A while back I asked the Local Food Rocks Facebook fans for what kind of recipe they would be interested in reading. The consensus was something vegetarian, in a slow cooker. How could I resist such a request?
This Slow Cooker Corn + Sweet Potato Chowder is for all the fans.
It's March, so (fingers crossed) Spring is on its way, but undoubtedly there will still be a few cold days where you'll be craving something warm and comforting. This soup will do the job.
I like to think of this recipe as a touch of New England with a hint of Tex-Mex thanks to a few chipotle peppers in adobo. This one-pot meal gives you sweet and spicy flavors in a light, yet creamy tasting soup.

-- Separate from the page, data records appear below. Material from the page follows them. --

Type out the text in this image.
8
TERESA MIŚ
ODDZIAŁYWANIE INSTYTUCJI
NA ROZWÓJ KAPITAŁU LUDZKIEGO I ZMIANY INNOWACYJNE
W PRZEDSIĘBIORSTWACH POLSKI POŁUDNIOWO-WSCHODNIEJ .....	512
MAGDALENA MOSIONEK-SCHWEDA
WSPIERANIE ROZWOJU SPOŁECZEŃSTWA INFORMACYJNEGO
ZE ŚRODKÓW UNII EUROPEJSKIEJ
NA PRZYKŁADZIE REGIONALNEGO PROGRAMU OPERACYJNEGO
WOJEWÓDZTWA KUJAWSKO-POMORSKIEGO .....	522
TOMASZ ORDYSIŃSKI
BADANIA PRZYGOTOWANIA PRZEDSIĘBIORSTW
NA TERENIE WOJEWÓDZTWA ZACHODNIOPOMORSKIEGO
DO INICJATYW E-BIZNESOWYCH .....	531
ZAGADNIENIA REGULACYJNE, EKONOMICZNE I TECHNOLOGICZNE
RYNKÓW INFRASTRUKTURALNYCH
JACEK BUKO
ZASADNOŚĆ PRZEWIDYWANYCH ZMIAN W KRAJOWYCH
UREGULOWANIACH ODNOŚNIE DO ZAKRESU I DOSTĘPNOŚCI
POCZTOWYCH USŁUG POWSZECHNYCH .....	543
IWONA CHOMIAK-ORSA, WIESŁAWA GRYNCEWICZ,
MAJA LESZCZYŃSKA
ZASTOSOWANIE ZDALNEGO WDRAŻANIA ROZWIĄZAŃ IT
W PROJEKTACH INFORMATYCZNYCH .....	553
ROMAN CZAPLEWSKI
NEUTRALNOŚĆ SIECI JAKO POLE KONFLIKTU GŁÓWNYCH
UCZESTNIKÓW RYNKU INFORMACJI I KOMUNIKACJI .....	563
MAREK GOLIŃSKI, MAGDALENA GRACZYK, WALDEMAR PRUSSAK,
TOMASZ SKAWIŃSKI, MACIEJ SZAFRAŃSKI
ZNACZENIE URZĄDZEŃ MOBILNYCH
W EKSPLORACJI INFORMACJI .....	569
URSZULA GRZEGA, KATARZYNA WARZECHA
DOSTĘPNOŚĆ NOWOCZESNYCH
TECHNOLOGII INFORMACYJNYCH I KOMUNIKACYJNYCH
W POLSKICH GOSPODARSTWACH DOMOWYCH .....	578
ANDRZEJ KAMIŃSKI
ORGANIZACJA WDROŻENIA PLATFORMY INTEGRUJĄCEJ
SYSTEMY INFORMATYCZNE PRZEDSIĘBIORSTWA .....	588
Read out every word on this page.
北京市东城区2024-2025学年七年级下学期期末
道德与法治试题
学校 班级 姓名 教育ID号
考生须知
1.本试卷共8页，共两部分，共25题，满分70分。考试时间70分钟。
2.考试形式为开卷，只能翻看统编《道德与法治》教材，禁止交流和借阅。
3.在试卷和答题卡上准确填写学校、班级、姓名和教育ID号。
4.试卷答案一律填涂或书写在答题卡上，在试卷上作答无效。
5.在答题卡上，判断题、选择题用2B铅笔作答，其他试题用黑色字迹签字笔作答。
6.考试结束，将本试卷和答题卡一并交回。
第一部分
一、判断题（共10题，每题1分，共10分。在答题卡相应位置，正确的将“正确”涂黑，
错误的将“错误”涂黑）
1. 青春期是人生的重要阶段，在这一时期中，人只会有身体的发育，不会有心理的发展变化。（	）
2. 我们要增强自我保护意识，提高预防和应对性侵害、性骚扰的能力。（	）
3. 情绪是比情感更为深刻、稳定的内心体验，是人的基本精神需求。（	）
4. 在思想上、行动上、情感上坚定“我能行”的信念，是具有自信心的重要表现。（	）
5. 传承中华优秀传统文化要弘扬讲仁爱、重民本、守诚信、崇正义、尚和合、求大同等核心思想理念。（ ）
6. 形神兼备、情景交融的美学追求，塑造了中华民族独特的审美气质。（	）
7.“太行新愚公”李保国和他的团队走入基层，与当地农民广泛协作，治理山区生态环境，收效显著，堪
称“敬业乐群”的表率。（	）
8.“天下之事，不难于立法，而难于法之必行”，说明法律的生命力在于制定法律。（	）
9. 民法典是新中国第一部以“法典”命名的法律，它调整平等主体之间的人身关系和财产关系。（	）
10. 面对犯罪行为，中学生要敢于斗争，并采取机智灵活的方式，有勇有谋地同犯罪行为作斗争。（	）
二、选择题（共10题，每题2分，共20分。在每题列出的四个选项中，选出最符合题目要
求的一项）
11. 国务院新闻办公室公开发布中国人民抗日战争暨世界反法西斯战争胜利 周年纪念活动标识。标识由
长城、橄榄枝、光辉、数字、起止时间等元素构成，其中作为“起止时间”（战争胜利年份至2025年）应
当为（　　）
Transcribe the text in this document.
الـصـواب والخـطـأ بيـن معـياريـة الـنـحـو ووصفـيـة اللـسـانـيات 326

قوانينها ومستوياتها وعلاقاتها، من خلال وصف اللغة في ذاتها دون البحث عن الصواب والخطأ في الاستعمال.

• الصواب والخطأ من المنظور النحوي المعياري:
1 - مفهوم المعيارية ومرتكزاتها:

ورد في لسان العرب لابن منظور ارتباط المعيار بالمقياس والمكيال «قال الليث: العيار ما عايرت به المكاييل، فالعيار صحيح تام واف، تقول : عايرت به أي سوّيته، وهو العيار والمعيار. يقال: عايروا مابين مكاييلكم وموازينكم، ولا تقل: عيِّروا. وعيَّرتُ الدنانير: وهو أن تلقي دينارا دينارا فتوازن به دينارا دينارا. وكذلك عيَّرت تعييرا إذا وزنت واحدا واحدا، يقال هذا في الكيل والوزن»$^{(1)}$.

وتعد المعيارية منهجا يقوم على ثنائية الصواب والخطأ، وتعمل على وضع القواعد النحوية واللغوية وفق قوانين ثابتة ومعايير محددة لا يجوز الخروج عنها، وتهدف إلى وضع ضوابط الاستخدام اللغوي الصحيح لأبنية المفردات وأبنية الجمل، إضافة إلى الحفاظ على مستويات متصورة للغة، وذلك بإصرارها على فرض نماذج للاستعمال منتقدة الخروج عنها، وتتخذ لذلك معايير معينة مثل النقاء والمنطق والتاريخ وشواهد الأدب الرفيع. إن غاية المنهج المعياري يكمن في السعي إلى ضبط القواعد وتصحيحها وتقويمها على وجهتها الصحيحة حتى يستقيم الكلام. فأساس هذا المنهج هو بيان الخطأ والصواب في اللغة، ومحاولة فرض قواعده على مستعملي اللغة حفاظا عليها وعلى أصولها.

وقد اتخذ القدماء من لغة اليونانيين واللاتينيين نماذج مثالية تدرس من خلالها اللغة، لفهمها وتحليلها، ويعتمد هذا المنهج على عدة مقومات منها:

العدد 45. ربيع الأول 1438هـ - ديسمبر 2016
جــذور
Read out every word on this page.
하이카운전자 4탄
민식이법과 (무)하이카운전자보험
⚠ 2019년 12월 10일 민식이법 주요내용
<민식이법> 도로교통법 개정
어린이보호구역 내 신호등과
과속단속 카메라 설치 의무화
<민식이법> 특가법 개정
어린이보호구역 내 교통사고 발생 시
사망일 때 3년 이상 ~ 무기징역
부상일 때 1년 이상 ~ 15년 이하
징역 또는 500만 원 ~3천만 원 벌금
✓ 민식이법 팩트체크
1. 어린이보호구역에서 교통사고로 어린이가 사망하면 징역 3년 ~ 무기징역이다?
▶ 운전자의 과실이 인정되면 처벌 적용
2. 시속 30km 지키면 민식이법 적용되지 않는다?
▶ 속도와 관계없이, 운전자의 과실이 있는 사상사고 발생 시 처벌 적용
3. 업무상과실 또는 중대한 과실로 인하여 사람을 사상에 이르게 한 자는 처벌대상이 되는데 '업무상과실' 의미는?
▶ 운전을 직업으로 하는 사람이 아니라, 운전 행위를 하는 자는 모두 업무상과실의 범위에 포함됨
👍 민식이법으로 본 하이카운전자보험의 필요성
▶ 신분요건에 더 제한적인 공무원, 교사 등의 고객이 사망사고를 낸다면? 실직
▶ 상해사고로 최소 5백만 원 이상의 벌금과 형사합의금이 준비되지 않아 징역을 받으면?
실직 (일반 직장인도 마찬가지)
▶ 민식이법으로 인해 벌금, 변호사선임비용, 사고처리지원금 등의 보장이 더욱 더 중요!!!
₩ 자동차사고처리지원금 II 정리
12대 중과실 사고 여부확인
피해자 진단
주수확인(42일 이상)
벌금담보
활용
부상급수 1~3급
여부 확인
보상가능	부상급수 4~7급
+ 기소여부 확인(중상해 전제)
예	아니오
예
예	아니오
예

Slow Cooker Corn + Sweet Potato Chowder
- 1/2 yellow onion, diced
- 1 green bell pepper, diced
- 2 garlic cloves, minced
- 3 chipotle in adobo, minced
- 1 1/2 pounds of frozen corn
- 4 medium-sized sweet potatoes, peeled and diced
- 4 cups vegetable broth
- 1 1/2 cups of unsweetened coconut milk
- Salt and black pepper, to taste
- Place all the ingredients up to the coconut milk into the slow cooker insert.
- Place on the cover. Cook on low for 6 1/2 hours.
- After 6 hours, stir in the coconut milk. Put the lid back on and let it finish cooking.
- Serve immediately.
- For the meat eaters out there: Top each serving with 1 strip of crumbled bacon.